Acoustic trauma reduces SLC4A11 expression in the mouse cochlea

Rationale The solute carrier 4A11 (SLC4A11) protein, a plasma membrane bound sodium‐borate co‐transporter, is expressed in many different organs including salivary glands, kidney, cornea and the inner ear where it functions to maintain ion homeostasis. Its functional importance is underscored by the causative role of SLC4A11 gene mutations in several inherited diseases, all of which are characterized by some form of sensorineural defect. Objective To compare SLC4A11 gene expression with other members of the SLC4 family in the inner ear, eye and kidney and to examine the affect of acoustic trauma on its expression in the cochlea. Methods and Results By quantitative real‐time PCR and immunoblot analysis, SLC4A11 transcript and protein levels in whole cochlea were markedly higher relative to eye and kidney, whereas SLC4A2 and SLC4A7 gene expression was quantitatively comparable among the three organs.
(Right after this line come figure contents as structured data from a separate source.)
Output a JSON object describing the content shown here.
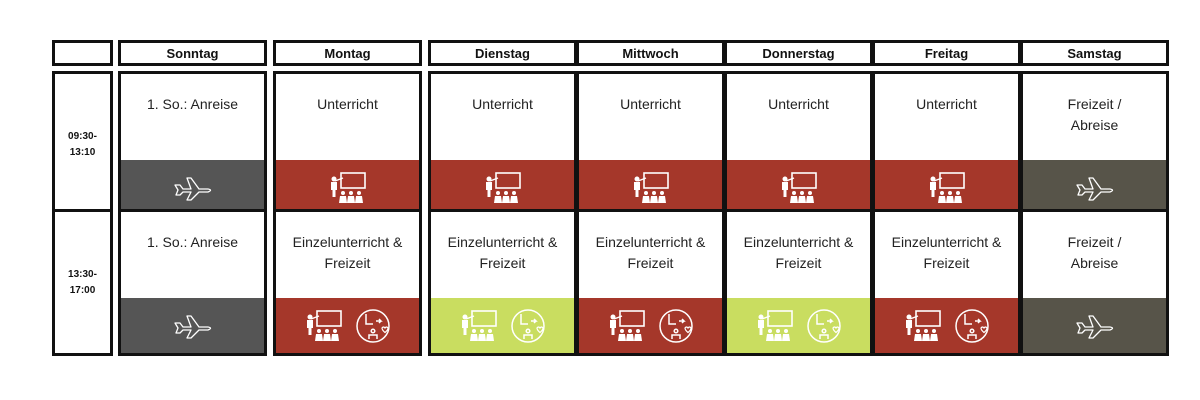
{
  "corner": "",
  "days": [
    "Sonntag",
    "Montag",
    "Dienstag",
    "Mittwoch",
    "Donnerstag",
    "Freitag",
    "Samstag"
  ],
  "colors": {
    "travel_dark": "#555555",
    "travel_olive": "#575449",
    "class_red": "#A5372A",
    "class_lime": "#C9DD60",
    "icon_fill": "#ffffff"
  },
  "rows": [
    {
      "time": [
        "09:30-",
        "13:10"
      ],
      "cells": [
        {
          "text": [
            "1. So.: Anreise"
          ],
          "band": "travel_dark",
          "icons": [
            "plane-icon"
          ]
        },
        {
          "text": [
            "Unterricht"
          ],
          "band": "class_red",
          "icons": [
            "classroom-icon"
          ]
        },
        {
          "text": [
            "Unterricht"
          ],
          "band": "class_red",
          "icons": [
            "classroom-icon"
          ]
        },
        {
          "text": [
            "Unterricht"
          ],
          "band": "class_red",
          "icons": [
            "classroom-icon"
          ]
        },
        {
          "text": [
            "Unterricht"
          ],
          "band": "class_red",
          "icons": [
            "classroom-icon"
          ]
        },
        {
          "text": [
            "Unterricht"
          ],
          "band": "class_red",
          "icons": [
            "classroom-icon"
          ]
        },
        {
          "text": [
            "Freizeit /",
            "Abreise"
          ],
          "band": "travel_olive",
          "icons": [
            "plane-icon"
          ]
        }
      ]
    },
    {
      "time": [
        "13:30-",
        "17:00"
      ],
      "cells": [
        {
          "text": [
            "1. So.: Anreise"
          ],
          "band": "travel_dark",
          "icons": [
            "plane-icon"
          ]
        },
        {
          "text": [
            "Einzelunterricht &",
            "Freizeit"
          ],
          "band": "class_red",
          "icons": [
            "classroom-icon",
            "freetime-clock-icon"
          ]
        },
        {
          "text": [
            "Einzelunterricht &",
            "Freizeit"
          ],
          "band": "class_lime",
          "icons": [
            "classroom-icon",
            "freetime-clock-icon"
          ]
        },
        {
          "text": [
            "Einzelunterricht &",
            "Freizeit"
          ],
          "band": "class_red",
          "icons": [
            "classroom-icon",
            "freetime-clock-icon"
          ]
        },
        {
          "text": [
            "Einzelunterricht &",
            "Freizeit"
          ],
          "band": "class_lime",
          "icons": [
            "classroom-icon",
            "freetime-clock-icon"
          ]
        },
        {
          "text": [
            "Einzelunterricht &",
            "Freizeit"
          ],
          "band": "class_red",
          "icons": [
            "classroom-icon",
            "freetime-clock-icon"
          ]
        },
        {
          "text": [
            "Freizeit /",
            "Abreise"
          ],
          "band": "travel_olive",
          "icons": [
            "plane-icon"
          ]
        }
      ]
    }
  ]
}
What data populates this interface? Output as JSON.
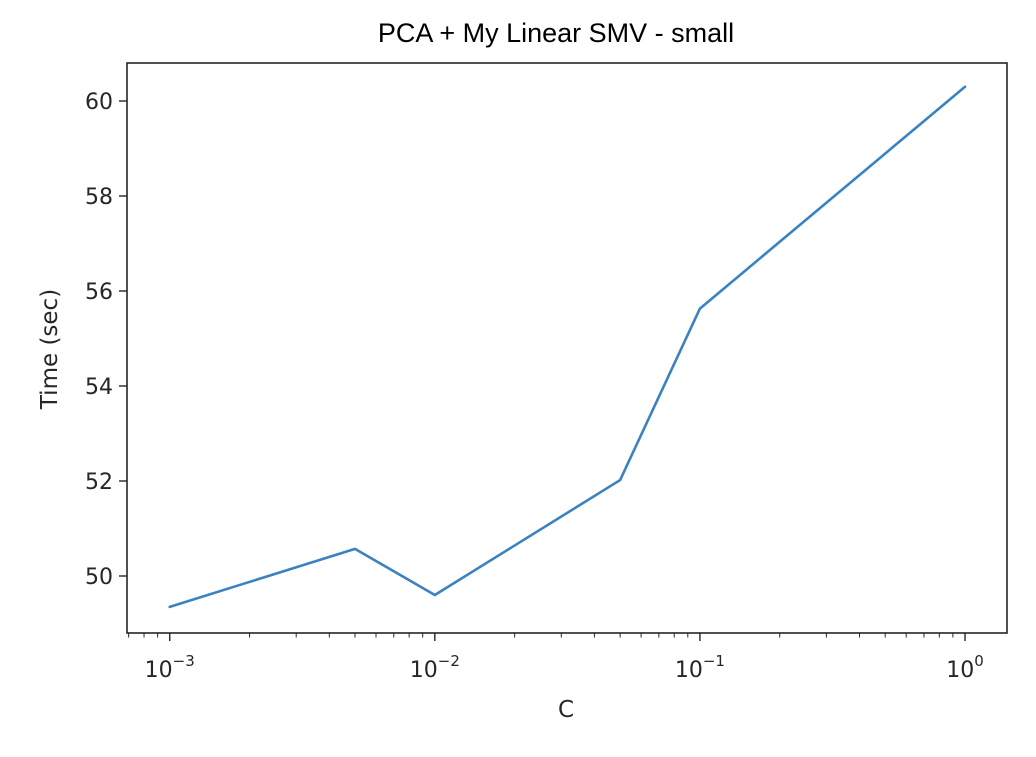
{
  "chart_data": {
    "type": "line",
    "title": "PCA + My Linear SMV - small",
    "xlabel": "C",
    "ylabel": "Time (sec)",
    "xscale": "log",
    "xlim": [
      0.00069,
      1.44
    ],
    "ylim": [
      48.8,
      60.8
    ],
    "grid": false,
    "x_ticks": [
      {
        "value": 0.001,
        "base": "10",
        "exp": "−3"
      },
      {
        "value": 0.01,
        "base": "10",
        "exp": "−2"
      },
      {
        "value": 0.1,
        "base": "10",
        "exp": "−1"
      },
      {
        "value": 1,
        "base": "10",
        "exp": "0"
      }
    ],
    "y_ticks": [
      50,
      52,
      54,
      56,
      58,
      60
    ],
    "series": [
      {
        "color": "#3b82c0",
        "x": [
          0.001,
          0.005,
          0.01,
          0.05,
          0.1,
          1
        ],
        "y": [
          49.35,
          50.57,
          49.6,
          52.02,
          55.63,
          60.3
        ]
      }
    ]
  }
}
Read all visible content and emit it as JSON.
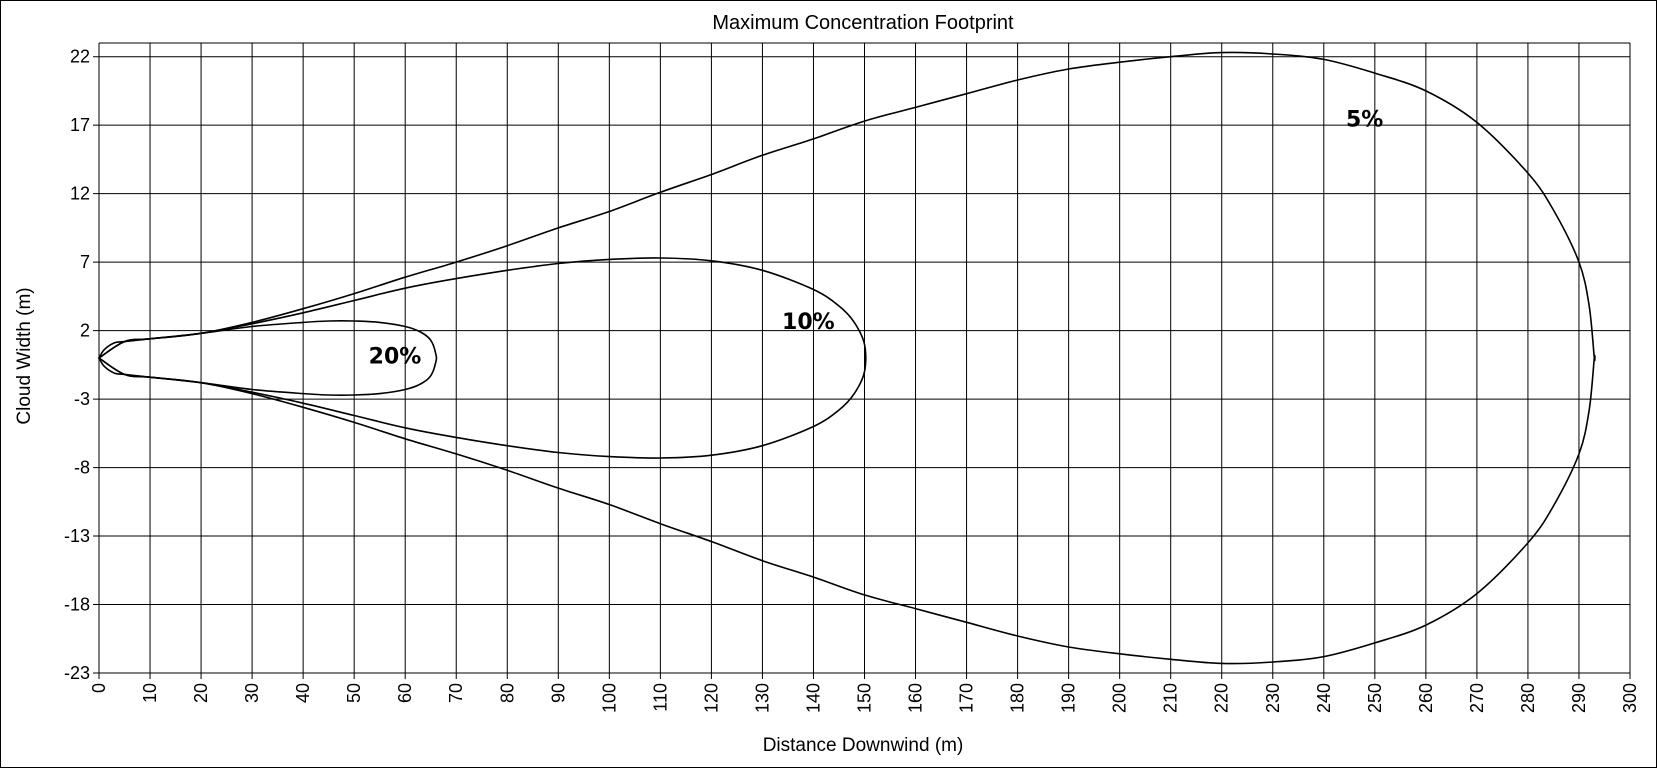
{
  "chart_data": {
    "type": "line",
    "title": "Maximum Concentration Footprint",
    "xlabel": "Distance Downwind (m)",
    "ylabel": "Cloud Width (m)",
    "xlim": [
      0,
      300
    ],
    "ylim": [
      -23,
      23
    ],
    "x_ticks": [
      0,
      10,
      20,
      30,
      40,
      50,
      60,
      70,
      80,
      90,
      100,
      110,
      120,
      130,
      140,
      150,
      160,
      170,
      180,
      190,
      200,
      210,
      220,
      230,
      240,
      250,
      260,
      270,
      280,
      290,
      300
    ],
    "y_ticks": [
      22,
      17,
      12,
      7,
      2,
      -3,
      -8,
      -13,
      -18,
      -23
    ],
    "grid": true,
    "legend": "none",
    "series": [
      {
        "name": "5%",
        "label_at": [
          248,
          17.5
        ],
        "x": [
          0,
          1,
          3,
          5,
          10,
          20,
          30,
          40,
          50,
          60,
          70,
          80,
          90,
          100,
          110,
          120,
          130,
          140,
          150,
          160,
          170,
          180,
          190,
          200,
          210,
          220,
          230,
          240,
          250,
          260,
          270,
          280,
          285,
          290,
          292,
          293
        ],
        "y": [
          0,
          0.6,
          1.1,
          1.2,
          1.4,
          1.8,
          2.6,
          3.6,
          4.7,
          5.9,
          7.0,
          8.2,
          9.5,
          10.7,
          12.1,
          13.4,
          14.8,
          16.0,
          17.3,
          18.3,
          19.3,
          20.3,
          21.1,
          21.6,
          22.0,
          22.3,
          22.2,
          21.8,
          20.8,
          19.5,
          17.2,
          13.5,
          10.8,
          7.0,
          3.8,
          0
        ]
      },
      {
        "name": "10%",
        "label_at": [
          139,
          2.7
        ],
        "x": [
          0,
          5,
          10,
          20,
          30,
          40,
          50,
          60,
          70,
          80,
          90,
          100,
          110,
          120,
          130,
          140,
          145,
          148,
          150
        ],
        "y": [
          0,
          1.2,
          1.4,
          1.8,
          2.5,
          3.3,
          4.2,
          5.1,
          5.8,
          6.4,
          6.9,
          7.2,
          7.3,
          7.1,
          6.4,
          5.0,
          3.8,
          2.6,
          1.0
        ]
      },
      {
        "name": "20%",
        "label_at": [
          58,
          0.2
        ],
        "x": [
          0,
          5,
          10,
          20,
          30,
          40,
          45,
          50,
          55,
          60,
          63,
          65,
          66
        ],
        "y": [
          0,
          1.2,
          1.4,
          1.8,
          2.3,
          2.6,
          2.7,
          2.7,
          2.6,
          2.3,
          1.9,
          1.3,
          0.3
        ]
      }
    ]
  }
}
Acoustic trauma resulted in a significant decrease in SLC4A11 transcript levels in the cochlear lateral wall. Further studies on cultured endothelial cells with chemical hypoxia mimetics revealed that down‐regulation of SLC4A11 can be mediated by hypoxia inducible factor. Conclusion Hypoxia, a major source of damage to cochlear tissues from acoustic trauma, may be the mechanism responsible for the reduced levels of SLC4A11. Supported by grants 5R01DC000105 (ALN), 1R01DC010844 (XS), and P30DC005983.